O cerne da matéria consiste na modificação do Código Penal, elevando a sanção para o crime de ultraje a culto. A pena atual, que variava de detenção de um mês a um ano, será substituída por reclusão de dois a quatro anos, cumulada com multa. Essa alteração retira o delito da categoria de crimes de menor potencial ofensivo, que são geralmente tratados pelos Juizados Especiais Criminais com procedimentos mais céleres e penas mais brandas, frequentemente resultando em conciliação ou sanções alternativas à privação de liberdade. Com a nova tipificação, o crime passa a ter um rigor penal muito maior.

Adicionalmente, o texto aprovado prevê um aumento de dois terços na pena caso o ato seja praticado com emprego de violência, sem prejuízo da punição correspondente à própria violência exercida. Segundo o relator da proposta, deputado Pr. Marco Feliciano (PL-SP), as mudanças são fundamentais devido à percepção de que as punições vigentes são “demasiado brandas” frente à gravidade dos atos. O projeto original, do ex-deputado Rogério Rosso (DF), tinha como objetivo declarado proteger a crença religiosa e os símbolos sagrados dos cidadãos.

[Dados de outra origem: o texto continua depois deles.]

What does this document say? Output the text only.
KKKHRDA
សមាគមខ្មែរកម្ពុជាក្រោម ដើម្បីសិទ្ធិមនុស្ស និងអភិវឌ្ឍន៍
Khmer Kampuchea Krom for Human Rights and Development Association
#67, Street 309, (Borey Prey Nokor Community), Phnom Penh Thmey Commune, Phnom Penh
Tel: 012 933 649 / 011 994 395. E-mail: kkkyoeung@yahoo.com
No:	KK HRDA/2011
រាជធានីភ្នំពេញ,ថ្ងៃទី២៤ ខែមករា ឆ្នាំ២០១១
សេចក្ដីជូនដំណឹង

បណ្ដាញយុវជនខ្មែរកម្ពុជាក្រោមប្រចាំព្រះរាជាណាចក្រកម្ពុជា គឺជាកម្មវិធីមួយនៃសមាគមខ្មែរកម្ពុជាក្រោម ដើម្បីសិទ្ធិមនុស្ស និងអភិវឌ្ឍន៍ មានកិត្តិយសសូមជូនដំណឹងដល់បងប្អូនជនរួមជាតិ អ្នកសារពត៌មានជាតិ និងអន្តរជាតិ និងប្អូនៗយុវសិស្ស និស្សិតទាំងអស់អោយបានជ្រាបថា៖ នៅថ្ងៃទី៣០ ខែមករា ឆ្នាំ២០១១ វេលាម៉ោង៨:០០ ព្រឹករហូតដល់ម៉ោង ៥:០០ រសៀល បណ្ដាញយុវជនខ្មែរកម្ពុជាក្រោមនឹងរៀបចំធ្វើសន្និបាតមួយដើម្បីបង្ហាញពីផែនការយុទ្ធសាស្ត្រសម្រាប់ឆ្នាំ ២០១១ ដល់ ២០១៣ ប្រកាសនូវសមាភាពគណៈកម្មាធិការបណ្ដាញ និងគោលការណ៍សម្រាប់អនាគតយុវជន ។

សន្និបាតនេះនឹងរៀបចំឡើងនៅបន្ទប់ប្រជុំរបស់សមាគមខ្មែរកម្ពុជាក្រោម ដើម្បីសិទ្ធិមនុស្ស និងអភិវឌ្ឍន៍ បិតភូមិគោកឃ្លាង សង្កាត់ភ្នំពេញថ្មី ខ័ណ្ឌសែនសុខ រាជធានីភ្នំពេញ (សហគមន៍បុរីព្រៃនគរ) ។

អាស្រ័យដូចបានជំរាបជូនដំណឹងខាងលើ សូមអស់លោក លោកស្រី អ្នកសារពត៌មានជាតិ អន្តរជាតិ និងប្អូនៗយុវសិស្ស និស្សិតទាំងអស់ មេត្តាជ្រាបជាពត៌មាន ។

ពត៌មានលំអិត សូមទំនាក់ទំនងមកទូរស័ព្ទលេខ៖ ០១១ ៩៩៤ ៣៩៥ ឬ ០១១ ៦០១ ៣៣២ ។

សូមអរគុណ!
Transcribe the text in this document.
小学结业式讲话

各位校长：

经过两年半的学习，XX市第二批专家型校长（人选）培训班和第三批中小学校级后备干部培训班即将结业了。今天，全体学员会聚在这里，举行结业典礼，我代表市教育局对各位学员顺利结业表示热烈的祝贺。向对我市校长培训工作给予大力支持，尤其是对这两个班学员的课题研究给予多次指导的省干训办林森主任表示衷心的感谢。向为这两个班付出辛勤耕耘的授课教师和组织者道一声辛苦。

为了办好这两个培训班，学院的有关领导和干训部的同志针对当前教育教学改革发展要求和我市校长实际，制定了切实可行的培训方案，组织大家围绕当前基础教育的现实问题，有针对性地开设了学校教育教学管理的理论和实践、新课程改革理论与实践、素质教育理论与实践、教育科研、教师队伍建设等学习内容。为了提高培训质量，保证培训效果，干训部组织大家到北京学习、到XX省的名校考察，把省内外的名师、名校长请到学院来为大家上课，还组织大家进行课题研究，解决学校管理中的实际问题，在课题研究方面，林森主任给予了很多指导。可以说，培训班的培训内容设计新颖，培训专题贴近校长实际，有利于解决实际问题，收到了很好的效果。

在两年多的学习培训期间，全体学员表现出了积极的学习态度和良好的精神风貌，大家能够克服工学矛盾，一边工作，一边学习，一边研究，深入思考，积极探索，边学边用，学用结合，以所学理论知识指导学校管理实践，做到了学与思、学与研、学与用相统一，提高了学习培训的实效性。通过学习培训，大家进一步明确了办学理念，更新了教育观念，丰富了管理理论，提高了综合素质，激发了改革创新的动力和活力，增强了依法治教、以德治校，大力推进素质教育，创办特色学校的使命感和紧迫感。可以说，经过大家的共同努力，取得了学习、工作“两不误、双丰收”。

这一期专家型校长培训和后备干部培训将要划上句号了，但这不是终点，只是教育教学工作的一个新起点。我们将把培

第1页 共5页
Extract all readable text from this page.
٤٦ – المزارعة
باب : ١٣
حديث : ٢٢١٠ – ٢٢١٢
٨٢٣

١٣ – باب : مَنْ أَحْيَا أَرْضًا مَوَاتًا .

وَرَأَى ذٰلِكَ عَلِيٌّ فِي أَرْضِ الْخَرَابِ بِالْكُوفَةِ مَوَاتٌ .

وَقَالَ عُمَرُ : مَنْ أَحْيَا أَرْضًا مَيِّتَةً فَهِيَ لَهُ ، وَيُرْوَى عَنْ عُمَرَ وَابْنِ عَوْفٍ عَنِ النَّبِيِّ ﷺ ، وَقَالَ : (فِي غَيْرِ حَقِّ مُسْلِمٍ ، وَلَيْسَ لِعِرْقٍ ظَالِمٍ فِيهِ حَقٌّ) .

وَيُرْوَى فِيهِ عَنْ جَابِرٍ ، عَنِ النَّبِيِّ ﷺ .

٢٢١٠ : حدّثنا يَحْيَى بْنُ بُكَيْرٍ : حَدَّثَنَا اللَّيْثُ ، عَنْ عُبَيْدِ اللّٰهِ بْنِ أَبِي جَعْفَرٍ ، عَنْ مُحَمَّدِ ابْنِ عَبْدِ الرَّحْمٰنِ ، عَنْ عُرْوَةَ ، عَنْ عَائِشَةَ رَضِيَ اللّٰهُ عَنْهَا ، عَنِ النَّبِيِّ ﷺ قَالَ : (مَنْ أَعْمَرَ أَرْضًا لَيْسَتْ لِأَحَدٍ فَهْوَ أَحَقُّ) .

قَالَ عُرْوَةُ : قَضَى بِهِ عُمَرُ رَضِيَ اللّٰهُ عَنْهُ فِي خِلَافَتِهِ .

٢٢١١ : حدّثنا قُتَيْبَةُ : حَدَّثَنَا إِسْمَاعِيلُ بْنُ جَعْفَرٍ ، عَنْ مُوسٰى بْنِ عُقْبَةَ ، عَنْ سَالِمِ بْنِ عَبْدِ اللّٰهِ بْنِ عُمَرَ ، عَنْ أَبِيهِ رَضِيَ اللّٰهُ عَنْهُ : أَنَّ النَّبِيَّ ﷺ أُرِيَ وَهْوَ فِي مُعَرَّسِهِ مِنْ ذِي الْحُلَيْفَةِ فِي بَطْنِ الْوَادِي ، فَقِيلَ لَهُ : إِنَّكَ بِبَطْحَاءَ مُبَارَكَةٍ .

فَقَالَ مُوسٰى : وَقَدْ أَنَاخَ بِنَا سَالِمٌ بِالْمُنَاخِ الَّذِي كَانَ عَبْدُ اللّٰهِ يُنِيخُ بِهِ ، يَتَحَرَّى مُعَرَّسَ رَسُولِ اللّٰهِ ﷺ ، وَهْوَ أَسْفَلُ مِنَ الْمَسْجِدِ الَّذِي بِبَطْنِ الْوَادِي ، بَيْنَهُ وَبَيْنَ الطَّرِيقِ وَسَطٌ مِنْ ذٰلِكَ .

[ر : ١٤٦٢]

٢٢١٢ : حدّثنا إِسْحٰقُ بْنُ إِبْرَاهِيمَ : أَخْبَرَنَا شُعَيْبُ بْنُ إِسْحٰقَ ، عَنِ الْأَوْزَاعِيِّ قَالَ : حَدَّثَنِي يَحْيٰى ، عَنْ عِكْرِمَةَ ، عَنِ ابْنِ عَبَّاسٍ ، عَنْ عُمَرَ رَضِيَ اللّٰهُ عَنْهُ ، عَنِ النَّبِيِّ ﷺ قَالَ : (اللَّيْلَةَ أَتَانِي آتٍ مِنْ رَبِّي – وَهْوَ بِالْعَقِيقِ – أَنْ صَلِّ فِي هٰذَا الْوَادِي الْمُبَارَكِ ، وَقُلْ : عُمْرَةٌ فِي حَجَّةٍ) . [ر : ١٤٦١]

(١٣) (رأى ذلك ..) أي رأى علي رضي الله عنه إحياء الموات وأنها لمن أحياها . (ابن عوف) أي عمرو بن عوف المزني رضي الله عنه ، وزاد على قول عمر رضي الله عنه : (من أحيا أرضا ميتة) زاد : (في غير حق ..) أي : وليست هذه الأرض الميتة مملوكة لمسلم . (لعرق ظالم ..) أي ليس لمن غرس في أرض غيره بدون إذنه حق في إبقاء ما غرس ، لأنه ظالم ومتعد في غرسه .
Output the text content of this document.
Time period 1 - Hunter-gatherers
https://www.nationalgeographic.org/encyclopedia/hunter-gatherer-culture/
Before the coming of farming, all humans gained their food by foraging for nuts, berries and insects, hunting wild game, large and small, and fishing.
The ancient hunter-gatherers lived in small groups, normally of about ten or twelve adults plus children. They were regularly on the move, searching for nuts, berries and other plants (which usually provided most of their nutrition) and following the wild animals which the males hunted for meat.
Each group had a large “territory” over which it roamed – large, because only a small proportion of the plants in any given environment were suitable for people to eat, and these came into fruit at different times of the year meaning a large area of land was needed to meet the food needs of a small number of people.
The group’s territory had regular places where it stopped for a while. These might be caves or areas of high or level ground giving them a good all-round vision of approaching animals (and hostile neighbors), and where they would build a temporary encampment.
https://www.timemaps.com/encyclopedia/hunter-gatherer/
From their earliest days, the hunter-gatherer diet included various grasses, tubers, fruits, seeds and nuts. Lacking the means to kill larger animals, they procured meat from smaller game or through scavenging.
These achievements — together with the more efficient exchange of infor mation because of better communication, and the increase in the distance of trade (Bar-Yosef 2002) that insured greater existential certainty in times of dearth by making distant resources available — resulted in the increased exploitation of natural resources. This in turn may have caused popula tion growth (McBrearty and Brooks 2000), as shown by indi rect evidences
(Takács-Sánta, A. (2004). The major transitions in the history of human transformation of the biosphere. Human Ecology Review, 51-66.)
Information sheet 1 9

Outro ponto crucial do substitutivo aprovado pela CCJ é a emenda à Lei 7.716/89, conhecida como a “Lei do Preconceito”. A nova redação estabelece explicitamente que a manifestação de crença, como sermões, pregações ou ensinamentos religiosos em eventos litúrgicos, não constituirá crime. Essa salvaguarda se estende inclusive a transmissões realizadas pela internet ou outros canais de comunicação. O relator justificou essa inclusão como uma medida para assegurar a liberdade de consciência e de crença, direitos fundamentais previstos na Constituição Federal de 1988, que em seu artigo 5º, inciso VI, garante a inviolabilidade da liberdade de consciência e de crença, assegurando o livre exercício dos cultos religiosos.

O parecer do relator obteve ampla maioria, sendo aprovado por 41 votos a 15. Um destaque apresentado pela Federação Psol-Rede, que visava retirar a alteração na Lei 7.716/89, foi rejeitado por 44 votos a 14, confirmando a vontade da maioria em incluir essa definição. Para que se torne lei, a proposta ainda precisa ser debatida e aprovada pelo Plenário da Câmara dos Deputados e, posteriormente, pelo Senado Federal, onde passará por nova revisão e votação.